Un Vinitaly mondiale ha chiuso una cinque giorni di contatti e contratti con buyer in aumento del 10% sul 2005; gli esteri hanno rappresentato il 23% sul totale delle presenze, che hanno raggiunto le 144 mila unità (143 mila lo scorso anno). Un risultato che fa raggiungere a Veronafiere, organizzatrice di Vinitaly, l’obiettivo che si era posta nei confronti della rassegna, divenuta fiera della domanda e sistema integrato di promozione del vino sui mercati internazionali; i prossimi appuntamenti saranno a maggio Vinitaly Russia, in ottobre Vinitaly Usa, a novembre Vinitaly Japan e Vinitaly Cina.
Positivo il commento raccolto girando negli 80 mila metri quadrati netti di superficie espositiva, tra i 4.200 espositori provenienti da 30 Paesi. [//]
«Abbiamo assistito ad un’ulteriore crescita, in qualità e in quantità, grazie allo sforzo sostenuto da Veronafiere. Vinitaly è la prima manifestazione di settore al mondo», commente Gianni Zonin. Rincara negli apprezzamenti sulla rassegna Renzo Cotarella, direttore della Marchesi Antinori: «C’è una rinnovata fiducia nel mondo del vino e ora si guarda al futuro con positività. È stato un buon Vinitaly: bene con buyer, ristoratori qualificati e eno-appassionati».
«Questo è stato il miglior Vinitaly degli ultimi 30 anni, con ottimi contatti e un’organizzazione molto buona» sono le parole di Angelo Gaja, produttore di vino di Barbaresco, nonché esperto riconsciuto a livello internazionale di enologia.
Confermata la bontà di questa edizione anche da Lamberto Vallarino Gancia che afferma: «quest’anno molti più operatori, soprattutto dell’export, e meno consumatori finali e ciò ha permesso di avere contatti di maggiore qualità. Oltre ai clienti italiani abbiamo registrato la presenza di operatori provenienti da tutti i Paesi, in particolare Usa, Paesi Baltici, Giappone, Francia, Svizzera, Indonesia, confermando quindi la sensazione di ripresa.
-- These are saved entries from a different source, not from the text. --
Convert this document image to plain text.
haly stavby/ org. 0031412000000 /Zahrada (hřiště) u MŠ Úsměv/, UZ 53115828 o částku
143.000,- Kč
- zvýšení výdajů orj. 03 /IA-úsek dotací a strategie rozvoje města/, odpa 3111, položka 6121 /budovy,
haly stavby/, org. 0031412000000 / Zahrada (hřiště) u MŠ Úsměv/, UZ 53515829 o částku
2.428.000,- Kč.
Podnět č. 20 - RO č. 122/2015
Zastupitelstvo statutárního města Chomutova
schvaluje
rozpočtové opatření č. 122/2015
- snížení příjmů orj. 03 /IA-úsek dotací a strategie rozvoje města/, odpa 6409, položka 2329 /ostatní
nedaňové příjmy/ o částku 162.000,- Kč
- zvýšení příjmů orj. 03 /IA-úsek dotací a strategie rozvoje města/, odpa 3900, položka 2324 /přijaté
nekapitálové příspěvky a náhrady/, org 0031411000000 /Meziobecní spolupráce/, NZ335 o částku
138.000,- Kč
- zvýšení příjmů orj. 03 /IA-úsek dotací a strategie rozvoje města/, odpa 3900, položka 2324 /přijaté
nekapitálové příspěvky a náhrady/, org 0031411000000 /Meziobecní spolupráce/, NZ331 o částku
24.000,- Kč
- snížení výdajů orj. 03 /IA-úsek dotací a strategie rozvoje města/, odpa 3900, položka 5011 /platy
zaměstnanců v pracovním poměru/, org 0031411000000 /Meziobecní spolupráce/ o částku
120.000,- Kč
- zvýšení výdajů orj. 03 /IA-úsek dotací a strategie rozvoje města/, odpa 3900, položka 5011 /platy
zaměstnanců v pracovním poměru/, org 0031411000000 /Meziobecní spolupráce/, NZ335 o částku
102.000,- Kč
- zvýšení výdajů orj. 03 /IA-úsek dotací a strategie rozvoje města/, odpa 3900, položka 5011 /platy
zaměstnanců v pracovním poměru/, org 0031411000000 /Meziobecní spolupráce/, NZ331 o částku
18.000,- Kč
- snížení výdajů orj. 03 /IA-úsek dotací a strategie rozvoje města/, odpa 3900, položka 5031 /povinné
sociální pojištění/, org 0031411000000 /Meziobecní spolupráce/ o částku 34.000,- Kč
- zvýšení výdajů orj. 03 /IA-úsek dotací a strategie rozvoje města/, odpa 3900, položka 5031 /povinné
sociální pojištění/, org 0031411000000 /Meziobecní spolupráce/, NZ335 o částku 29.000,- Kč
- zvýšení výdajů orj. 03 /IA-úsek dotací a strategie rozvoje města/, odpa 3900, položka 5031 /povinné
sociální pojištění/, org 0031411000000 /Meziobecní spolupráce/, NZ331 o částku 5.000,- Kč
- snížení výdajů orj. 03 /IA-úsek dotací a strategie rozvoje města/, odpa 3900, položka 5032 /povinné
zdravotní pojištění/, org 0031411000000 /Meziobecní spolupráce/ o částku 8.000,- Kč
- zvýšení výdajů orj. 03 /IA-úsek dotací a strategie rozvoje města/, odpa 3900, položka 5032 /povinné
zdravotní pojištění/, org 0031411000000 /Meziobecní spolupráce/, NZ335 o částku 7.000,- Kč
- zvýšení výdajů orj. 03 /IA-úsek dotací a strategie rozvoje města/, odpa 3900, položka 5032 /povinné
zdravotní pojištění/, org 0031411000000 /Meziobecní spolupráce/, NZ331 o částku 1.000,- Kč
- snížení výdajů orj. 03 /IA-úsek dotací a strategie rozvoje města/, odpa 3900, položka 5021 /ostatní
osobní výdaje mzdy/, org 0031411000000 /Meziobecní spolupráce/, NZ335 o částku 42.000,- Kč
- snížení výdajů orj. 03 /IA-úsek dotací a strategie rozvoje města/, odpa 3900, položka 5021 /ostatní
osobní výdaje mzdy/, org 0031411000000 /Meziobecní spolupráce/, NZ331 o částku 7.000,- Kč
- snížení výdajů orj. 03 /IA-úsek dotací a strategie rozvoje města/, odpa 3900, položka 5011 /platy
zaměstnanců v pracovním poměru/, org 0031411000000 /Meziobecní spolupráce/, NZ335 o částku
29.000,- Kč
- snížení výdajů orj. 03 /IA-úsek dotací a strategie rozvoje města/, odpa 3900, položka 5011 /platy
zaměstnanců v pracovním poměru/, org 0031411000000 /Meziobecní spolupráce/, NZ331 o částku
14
Solo nel Regno Unito si sente la competizione dei Paesi del Nuovo Mondo e per superarli dobbiamo lavorare su qualità, territorio e indicazione geografica, che sono un patrimonio che dobbiamo far capire, ma sempre con un occhio di attenzione al prezzo».
Michele Bernetti della Umani Ronchi osserva che «Vinitaly è la fiera di riferimento in Italia, non solo dal punto di vista quantitativo dei contatti, ma anche sotto il profilo qualitativo. La mostra si sta oltretutto professionalizzando sempre più e abbiamo avuto un incremento del 10-15% di contatti, soprattutto con gli operatori stranieri. Vinitaly è ormai diventato per noi il nostro ufficio nel mondo: abbiamo potuto incontrare tutti i nostri importatori stranieri, anche i più lontani come quelli dall’Australia, dall’Indonesia o dall’Islanda; ma allo stesso tempo abbiamo registrato una forte presenza anche di enoteche e ristoranti d’Italia, di ogni regione. Ma oltre alla parte professionale, Vinitaly è anche il momento per incontrare il grande pubblico del vino; un aspetto che rende il momento fieristico più dinamico e vivace rispetto ad altri importanti appuntamenti internazionali riservati esclusivamente agli operatori del settore».
«Lasciati alle spalle gli eccessi di ottimismo e di successivo pessimismo che hanno caratterizzato il mondo del vino negli ultimi anni – spiega Emilio Pedron, amministratore delegato del Gruppo Italiano Vini (Giv) – siamo tornati ad entusiasmo positivo. E così non si parla più soltanto di prezzi ma c’è spazio anche per servizio e qualità. Il gruppo punta molto sui “vecchi” mercati esteri (soprattutto Stati Uniti, Canada e Inghilterra) ritenendo che quelli emergenti, dalla Cina all’India, siano Paesi in cui bisogna costruire, facendo prima conoscere il prodotto italiano».
Dal fronte veronese, Sandro Boscaini della Masi conferma «la partecipazione di buyer esteri in numero maggiore sugli anni passati, pure da Paesi quali Caraibi, America Centrale e Latina e dall’Asia “minore” (Corea e Vietnam), che sono comunque mercati importanti; grande presenza pure di giapponesi, indiani e di operatori del Nord America, con l’Italia che sta dando segnali positivi. Quest’anno, comunque si è assistito ad un Vinitaly del realismo, dove chi propone buona qualità al giusto prezzo, unita a prodotti legati al territorio, ha in mano la carta giusta per competere serenamente anche con il Nuovo Mondo».